Tous les pays en émergence ne bénéficient pas encore d’un ordre professionnel mais tous s’entendent sur la nécessité d’avoir des instances représentatives au niveau national, pour influencer les politiques et prendre part aux discussions.
Solidarité, universalisation et leadership ont résonné comme étant les mots d’ordres pour les années à venir. Cet événement, tout comme le congrès, a enrichi la réflexion collective et apporté certaines pistes de solutions. C’est en perpétuant ce genre d’événement, collaboratif et solidaire, que les savoirs continueront à circuler au sein de la communauté infirmière francophone, qui a grand besoin d’être revalorisée et mieux considérée par les gouvernements, et ce, pour la santé de tous.

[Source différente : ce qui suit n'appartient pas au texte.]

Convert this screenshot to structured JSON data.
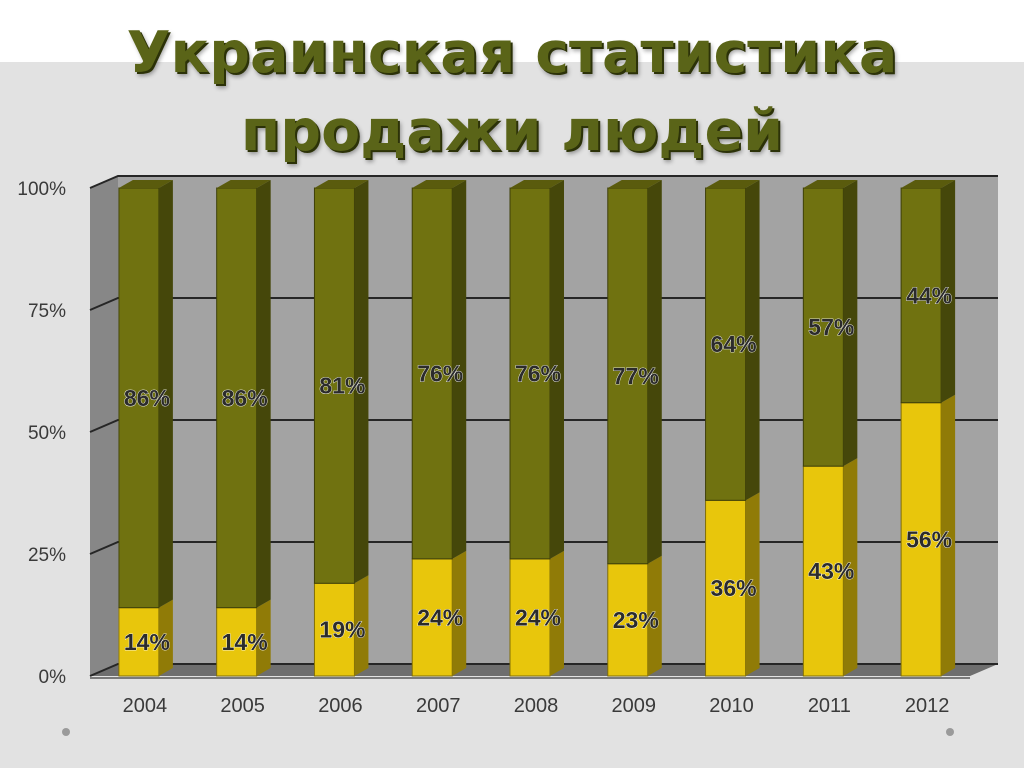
{
  "title_lines": [
    "Украинская статистика",
    "продажи людей"
  ],
  "colors": {
    "upper": "#707210",
    "lower": "#e8c60c",
    "label": "#2b2b2b"
  },
  "chart_data": {
    "type": "bar",
    "stacked": true,
    "categories": [
      "2004",
      "2005",
      "2006",
      "2007",
      "2008",
      "2009",
      "2010",
      "2011",
      "2012"
    ],
    "series": [
      {
        "values": [
          14,
          14,
          19,
          24,
          24,
          23,
          36,
          43,
          56
        ],
        "labels": [
          "14%",
          "14%",
          "19%",
          "24%",
          "24%",
          "23%",
          "36%",
          "43%",
          "56%"
        ],
        "color": "#e8c60c"
      },
      {
        "values": [
          86,
          86,
          81,
          76,
          76,
          77,
          64,
          57,
          44
        ],
        "labels": [
          "86%",
          "86%",
          "81%",
          "76%",
          "76%",
          "77%",
          "64%",
          "57%",
          "44%"
        ],
        "color": "#707210"
      }
    ],
    "yticks": [
      "0%",
      "25%",
      "50%",
      "75%",
      "100%"
    ],
    "ylim": [
      0,
      100
    ],
    "grid": true,
    "three_d": true
  }
}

¹ Licence-Master-Doctorat. Système qui permet d'uniformiser les cycles et d'organiser la reconnaissance des diplômes entre les pays.
A propos du SIDIIEF
Le Secrétariat international des infirmières et infirmiers de l’espace francophone (SIDIIEF) est une organisation internationale non gouvernementale sans but lucratif. Le SIDIIEF a pour mission de mettre en réseau les infirmières et infirmiers francophones, de faciliter le partage des savoirs, de mettre en valeur le leadership infirmier et de sensibiliser les décideurs et le grand public au rôle que joue la profession dans la santé des populations. L’USI est membre du SIDIIEF et collabore avec l’organisation sur certains projets.